Synopsis: Francois (Deon Lotz), father of two daughters and a devoted husband, lives a skillfully controlled life, in Bloemfontein, South Africa. 23-year-old Christian (Charlie Keegan) is the son of a long lost friend. Francois is so disarmed by the young man that it instantly ignites within him an all consuming infatuation and misplaced lust. Despite his careful concealed disgust for himself, Francois pours out the lost emotions he has despised all his life in what becomes a desperate attempt at taking from the world that which he has always secretly wanted: happiness.
A confronting tale of an angry, repressed white male in modern South Africa.
Francois is a complex, conflicted character, perhaps a throwback to the angry, old white men of the ‘old’ South Africa, whose journey makes for reasonably interesting if occasionally confronting viewing.
BRISBANE INTERNATIONAL FILM FESTIVAL: Francois van Heerden, the middle-aged protagonist of South African writer-director Oliver Hermanus’ slow-burning drama Beauty, isn’t an easy man to like or even understand.
He’s racist, dismissing a section of society as “scum”, insensitive and off-handed with his wife and impatient with their daughter. He’s gay but hasn’t come out of the closet and complications arise after he develops an unhealthy obsession with a handsome, much younger man, the son of an old friend, who calls him “uncle”.
Superbly played by Deon Lotz, Francois is a complex, conflicted character, perhaps a throwback to the angry, old white men of the ‘old’ South Africa, whose journey makes for reasonably interesting if occasionally confronting viewing.
A prosperous timber merchant, Francois lives in Bloemfontein in the country’s Afrikaaner heartland with his wife Elena (Michelle Scott), to whom he shows little or no affection, and their daughter Anika (Roeline Daneel).
He gets his kicks sexually by attending orgies with a group of beer-swilling male acquaintances while a porno video plays on TV, but he insists “we are not faggots”. Unsurprisingly, “coloured” people are banned from these gatherings.
In conversation with Elena, he refers to Anika as a “hopeless” young woman who “doesn’t know her place” and has no serious plans in life. Elena meekly agrees, tired, one senses, of arguing with her truculent husband.

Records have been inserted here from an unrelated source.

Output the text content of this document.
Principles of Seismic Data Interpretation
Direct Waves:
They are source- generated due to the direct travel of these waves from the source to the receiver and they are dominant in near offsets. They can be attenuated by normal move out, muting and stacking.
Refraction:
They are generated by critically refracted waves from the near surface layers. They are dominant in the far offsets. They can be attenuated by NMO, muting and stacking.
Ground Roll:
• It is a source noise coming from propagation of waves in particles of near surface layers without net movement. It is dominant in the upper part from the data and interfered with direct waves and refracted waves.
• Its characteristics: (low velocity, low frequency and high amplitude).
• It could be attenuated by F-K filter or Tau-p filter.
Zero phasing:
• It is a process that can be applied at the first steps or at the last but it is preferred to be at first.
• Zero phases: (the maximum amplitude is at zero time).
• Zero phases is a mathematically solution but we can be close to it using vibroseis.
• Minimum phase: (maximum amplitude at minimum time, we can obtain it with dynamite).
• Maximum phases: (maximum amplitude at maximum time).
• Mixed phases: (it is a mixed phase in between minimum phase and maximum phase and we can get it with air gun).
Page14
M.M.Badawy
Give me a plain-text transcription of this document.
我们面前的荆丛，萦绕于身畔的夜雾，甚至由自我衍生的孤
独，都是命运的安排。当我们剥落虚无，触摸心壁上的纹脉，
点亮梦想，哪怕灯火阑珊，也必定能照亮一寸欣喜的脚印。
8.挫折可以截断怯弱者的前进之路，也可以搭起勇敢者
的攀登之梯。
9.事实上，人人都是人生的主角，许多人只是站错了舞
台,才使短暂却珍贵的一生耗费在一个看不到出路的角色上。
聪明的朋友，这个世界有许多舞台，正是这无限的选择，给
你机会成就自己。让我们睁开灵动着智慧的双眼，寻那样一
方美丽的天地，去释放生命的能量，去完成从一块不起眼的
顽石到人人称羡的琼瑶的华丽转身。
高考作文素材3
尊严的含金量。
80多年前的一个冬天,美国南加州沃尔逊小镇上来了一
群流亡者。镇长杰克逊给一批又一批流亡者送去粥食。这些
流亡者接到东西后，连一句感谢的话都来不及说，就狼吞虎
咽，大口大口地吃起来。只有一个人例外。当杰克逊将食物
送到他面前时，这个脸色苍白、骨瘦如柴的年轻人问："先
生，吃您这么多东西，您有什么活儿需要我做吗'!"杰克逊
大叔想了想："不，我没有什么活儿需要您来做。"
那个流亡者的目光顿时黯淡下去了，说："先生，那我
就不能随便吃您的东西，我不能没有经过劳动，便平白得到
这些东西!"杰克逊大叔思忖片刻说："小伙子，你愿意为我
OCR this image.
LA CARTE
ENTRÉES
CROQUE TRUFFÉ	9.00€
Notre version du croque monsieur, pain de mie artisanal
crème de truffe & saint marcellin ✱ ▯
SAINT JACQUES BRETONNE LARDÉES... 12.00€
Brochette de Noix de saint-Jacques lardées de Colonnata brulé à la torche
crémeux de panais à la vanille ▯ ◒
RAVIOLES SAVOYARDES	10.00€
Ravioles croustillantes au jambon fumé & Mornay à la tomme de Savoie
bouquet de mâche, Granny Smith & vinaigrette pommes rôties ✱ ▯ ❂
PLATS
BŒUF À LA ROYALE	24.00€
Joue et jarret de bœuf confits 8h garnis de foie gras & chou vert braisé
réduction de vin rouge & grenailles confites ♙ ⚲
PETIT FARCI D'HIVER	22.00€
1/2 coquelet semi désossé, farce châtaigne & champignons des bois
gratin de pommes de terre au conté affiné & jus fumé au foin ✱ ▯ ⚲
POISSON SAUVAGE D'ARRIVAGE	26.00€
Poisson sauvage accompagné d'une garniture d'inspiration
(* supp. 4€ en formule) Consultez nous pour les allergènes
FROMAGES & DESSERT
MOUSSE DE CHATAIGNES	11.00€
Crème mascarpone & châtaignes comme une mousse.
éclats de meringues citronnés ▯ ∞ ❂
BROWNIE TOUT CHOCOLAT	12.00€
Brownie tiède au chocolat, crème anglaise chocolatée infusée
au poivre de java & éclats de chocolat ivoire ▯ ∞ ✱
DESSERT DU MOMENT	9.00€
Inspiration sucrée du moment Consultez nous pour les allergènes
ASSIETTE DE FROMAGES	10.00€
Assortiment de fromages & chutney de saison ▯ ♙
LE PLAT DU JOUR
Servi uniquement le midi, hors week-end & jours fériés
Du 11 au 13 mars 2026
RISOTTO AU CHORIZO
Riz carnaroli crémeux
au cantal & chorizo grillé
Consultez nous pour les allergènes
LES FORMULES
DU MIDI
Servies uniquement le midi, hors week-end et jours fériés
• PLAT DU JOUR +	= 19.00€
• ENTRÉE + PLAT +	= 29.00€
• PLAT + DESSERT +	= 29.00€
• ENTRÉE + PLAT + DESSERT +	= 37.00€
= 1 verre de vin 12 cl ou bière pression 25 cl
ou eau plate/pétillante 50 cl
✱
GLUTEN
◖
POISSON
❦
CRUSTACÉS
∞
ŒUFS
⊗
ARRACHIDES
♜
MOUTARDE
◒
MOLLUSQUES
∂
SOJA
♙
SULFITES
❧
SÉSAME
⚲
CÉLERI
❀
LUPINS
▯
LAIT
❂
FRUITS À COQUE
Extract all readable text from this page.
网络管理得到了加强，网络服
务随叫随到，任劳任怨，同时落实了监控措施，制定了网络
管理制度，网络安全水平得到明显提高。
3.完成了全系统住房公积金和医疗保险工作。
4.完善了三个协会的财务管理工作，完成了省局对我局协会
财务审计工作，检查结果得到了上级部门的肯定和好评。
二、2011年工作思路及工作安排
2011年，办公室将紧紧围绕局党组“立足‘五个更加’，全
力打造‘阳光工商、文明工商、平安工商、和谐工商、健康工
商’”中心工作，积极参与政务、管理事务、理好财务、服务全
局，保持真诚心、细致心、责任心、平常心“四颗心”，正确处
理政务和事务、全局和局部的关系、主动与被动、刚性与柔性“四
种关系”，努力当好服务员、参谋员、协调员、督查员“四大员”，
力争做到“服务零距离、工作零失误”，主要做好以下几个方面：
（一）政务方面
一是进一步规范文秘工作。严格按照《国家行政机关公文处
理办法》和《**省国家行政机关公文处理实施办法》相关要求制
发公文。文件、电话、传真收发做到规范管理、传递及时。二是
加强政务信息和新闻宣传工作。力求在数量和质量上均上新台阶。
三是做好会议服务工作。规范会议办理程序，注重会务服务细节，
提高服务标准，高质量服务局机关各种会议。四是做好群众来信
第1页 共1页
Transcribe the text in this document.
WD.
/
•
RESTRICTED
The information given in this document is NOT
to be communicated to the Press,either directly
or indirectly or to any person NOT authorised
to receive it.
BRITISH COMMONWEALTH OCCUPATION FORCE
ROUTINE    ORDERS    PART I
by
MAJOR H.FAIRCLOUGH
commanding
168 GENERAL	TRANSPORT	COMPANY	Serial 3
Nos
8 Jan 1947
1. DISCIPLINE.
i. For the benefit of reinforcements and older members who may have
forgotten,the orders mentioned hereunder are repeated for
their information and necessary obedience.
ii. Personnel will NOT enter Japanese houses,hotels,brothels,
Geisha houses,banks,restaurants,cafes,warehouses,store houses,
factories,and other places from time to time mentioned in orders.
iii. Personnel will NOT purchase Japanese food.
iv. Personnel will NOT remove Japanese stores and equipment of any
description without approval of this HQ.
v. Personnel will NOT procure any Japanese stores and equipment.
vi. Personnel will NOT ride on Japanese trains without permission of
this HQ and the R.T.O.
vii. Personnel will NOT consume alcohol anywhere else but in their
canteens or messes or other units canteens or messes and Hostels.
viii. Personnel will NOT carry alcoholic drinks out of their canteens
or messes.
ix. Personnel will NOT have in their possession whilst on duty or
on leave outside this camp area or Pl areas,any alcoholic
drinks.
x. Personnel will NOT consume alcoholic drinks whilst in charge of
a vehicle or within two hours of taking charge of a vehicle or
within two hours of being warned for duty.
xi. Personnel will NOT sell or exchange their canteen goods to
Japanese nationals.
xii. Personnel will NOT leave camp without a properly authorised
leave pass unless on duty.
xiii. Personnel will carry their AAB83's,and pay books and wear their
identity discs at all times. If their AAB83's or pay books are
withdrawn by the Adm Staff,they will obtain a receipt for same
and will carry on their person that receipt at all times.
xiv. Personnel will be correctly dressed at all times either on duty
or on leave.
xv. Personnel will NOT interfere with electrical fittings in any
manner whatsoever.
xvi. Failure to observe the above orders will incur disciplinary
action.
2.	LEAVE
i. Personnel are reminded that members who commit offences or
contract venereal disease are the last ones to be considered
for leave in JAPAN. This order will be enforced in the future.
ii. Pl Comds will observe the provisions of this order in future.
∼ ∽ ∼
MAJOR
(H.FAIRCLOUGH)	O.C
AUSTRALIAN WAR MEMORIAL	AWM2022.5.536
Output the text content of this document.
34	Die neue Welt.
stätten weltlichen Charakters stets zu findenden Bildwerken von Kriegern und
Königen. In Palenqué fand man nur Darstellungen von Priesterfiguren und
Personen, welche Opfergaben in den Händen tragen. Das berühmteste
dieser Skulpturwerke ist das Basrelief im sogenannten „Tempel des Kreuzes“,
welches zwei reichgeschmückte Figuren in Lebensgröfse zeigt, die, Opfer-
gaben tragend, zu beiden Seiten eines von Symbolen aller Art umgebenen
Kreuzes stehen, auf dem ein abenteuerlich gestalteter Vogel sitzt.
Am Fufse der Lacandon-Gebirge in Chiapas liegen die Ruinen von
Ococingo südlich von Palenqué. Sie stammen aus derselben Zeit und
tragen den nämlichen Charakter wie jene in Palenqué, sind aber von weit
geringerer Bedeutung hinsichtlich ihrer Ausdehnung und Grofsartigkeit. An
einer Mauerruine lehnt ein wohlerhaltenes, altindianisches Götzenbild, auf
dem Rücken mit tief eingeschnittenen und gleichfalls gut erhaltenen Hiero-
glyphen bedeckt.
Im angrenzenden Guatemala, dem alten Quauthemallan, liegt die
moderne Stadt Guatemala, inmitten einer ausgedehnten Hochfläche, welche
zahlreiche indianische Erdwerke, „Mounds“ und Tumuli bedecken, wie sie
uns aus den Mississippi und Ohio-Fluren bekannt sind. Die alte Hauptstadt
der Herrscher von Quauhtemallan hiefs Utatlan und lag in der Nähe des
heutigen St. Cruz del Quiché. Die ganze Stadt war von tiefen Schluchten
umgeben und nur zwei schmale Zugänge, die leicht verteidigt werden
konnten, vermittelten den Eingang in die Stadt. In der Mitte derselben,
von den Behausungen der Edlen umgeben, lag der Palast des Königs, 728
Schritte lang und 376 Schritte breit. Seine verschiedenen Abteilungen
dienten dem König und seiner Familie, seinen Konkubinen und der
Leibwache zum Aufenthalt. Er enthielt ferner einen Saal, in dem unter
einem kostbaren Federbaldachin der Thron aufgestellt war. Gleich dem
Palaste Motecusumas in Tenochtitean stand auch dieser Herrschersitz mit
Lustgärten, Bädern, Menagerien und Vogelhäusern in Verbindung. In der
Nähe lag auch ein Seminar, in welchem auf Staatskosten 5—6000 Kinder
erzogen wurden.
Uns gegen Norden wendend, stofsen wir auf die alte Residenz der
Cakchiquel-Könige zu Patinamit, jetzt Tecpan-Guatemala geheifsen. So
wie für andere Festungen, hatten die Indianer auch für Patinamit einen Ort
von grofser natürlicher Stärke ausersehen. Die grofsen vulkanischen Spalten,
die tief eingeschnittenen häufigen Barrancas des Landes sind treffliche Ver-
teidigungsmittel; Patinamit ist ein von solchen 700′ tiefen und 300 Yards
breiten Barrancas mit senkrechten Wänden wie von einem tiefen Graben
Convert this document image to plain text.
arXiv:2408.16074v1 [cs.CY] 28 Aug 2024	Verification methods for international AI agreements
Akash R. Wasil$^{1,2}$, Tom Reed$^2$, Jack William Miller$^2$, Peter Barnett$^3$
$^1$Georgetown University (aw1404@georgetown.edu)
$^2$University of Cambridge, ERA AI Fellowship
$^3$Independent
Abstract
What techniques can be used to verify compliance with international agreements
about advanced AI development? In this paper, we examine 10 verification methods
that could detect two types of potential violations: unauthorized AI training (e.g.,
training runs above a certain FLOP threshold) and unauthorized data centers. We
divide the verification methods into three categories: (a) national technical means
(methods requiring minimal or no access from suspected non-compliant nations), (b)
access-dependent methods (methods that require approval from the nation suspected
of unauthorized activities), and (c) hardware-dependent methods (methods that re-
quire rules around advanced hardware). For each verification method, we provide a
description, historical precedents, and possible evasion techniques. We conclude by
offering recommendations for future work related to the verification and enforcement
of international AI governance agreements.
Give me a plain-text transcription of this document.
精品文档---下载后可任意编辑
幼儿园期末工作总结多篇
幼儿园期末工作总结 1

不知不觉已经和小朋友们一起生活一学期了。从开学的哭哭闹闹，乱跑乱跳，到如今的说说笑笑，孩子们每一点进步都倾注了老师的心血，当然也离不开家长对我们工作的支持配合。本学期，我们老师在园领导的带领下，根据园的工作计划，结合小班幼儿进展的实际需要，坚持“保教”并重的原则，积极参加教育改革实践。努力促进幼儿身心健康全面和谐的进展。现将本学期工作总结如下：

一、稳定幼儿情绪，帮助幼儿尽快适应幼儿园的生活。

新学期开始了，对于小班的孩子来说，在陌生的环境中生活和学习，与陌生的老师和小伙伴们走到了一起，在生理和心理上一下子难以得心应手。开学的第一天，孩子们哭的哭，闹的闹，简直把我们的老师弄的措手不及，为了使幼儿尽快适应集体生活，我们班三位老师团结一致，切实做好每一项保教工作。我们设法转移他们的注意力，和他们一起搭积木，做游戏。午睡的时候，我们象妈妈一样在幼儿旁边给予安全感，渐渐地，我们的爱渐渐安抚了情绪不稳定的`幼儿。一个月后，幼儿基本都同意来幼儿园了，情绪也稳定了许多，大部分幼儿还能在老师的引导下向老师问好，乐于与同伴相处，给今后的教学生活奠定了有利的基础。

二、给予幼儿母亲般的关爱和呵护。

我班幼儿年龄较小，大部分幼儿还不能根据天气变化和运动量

Hermanus first shows Francois’ fascination with Christian (Charlie Keegan), a law student who occasionally works as a model in TV commercials, at the reception following the wedding of his other daughter Linda.
Shortly afterwards Francois goes to Cape Town, where Christian lives, on the pretext of work. He stalks the younger man at university and later at a beach, his look of longing bespeaking a desire for youth, beauty and perhaps the physical intimacy that’s long vanished in his marriage.
Repressed feelings suddenly boil over into white-hot anger as Francois rings the police to report his car is stolen after Anika had borrowed it without permission, and then calls his wife.
The pacing is languid in the first hour or so as Hermanus establishes his characters, creates a mood of unease and gradually builds tension until there’s an explosion of emotional and physical violence.
Oddly, Hermanus elects not to show the repercussions, surely a missed opportunity if not a cop-out.
Lotz plays the role with a quiet intensity, a brave performance as a deeply flawed character whose actions will be disquieting for many people. Keegan, in his movie debut, is subtly effective as the urbane Christian.
Beauty premiered at the Un Certain Regard sidebar of the 2011 Cannes Film Festival, where it won the second annual Queer Palm for the best film dealing with gay, lesbian, bisexual or transgender issues.
Accepting the award, Hermanus said, “We want to show it in South Africa but we know it will be a challenging film for the audience because it deals with someone who refuses to accept his sexuality which is, I think, happening in all countries in the world, people refuse to accept who they are.”